Until about 10 years ago, all embryos were routinely placed in the uterus on day 3 of the cycle. Embryos are then at the 6-8 cell stage.

(8 celled embryo – Day 3)
Culture methods then emerged which allowed healthy embryos to continue developing to day 5, the blastocyst stage which has several attractive features.  Most importantly it allows some of the embryos which are doomed to failure due to internal defects to fall by the wayside as they arrest and do not continue to develop. Thus the more hardy embryos are self selecting and the rate of implantation of each embryo is higher.  Culturing embryos out to the blastocyst stage reduced the number of embryos that were transferred back as well, reducing the incidence of multiple gestations.

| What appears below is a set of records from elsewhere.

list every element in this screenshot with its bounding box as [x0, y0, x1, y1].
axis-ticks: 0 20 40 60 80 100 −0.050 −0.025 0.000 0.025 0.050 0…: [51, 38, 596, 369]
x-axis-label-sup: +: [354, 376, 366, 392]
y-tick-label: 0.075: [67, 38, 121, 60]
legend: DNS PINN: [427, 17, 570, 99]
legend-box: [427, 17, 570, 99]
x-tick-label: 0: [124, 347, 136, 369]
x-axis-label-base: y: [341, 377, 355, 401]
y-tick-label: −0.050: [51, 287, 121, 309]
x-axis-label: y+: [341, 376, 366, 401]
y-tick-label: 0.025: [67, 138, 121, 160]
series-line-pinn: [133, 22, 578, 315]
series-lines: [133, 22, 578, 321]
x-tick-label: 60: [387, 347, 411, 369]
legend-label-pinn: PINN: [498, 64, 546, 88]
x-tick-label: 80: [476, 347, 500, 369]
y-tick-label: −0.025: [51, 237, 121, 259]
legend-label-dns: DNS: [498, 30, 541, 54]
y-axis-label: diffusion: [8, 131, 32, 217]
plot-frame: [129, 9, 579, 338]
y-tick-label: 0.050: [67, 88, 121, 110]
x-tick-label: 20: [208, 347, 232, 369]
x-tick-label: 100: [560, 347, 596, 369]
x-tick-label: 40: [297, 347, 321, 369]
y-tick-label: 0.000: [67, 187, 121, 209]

(Blastocyst stage embryo – Day 5)
Initially it seemed as this was applied in IVF practice, that the ability to choose the more robust embryos by self selection in this manner would raise pregnancy rates. In a common scenario, the choice if a patient had 5 embryos available for transfer, all about equal in quality on inspection under the microscope, the option would be to replace 3 embryos on day 3 or two on day 5. It was hoped that the day 5 embryo transfer would yield higher results for the IVF patient. This has not turned out to be the case. It is however true that the number of triplets is reduced by use of the day 5 strategy, which is an important option to consider when the risk of multiples is paramount.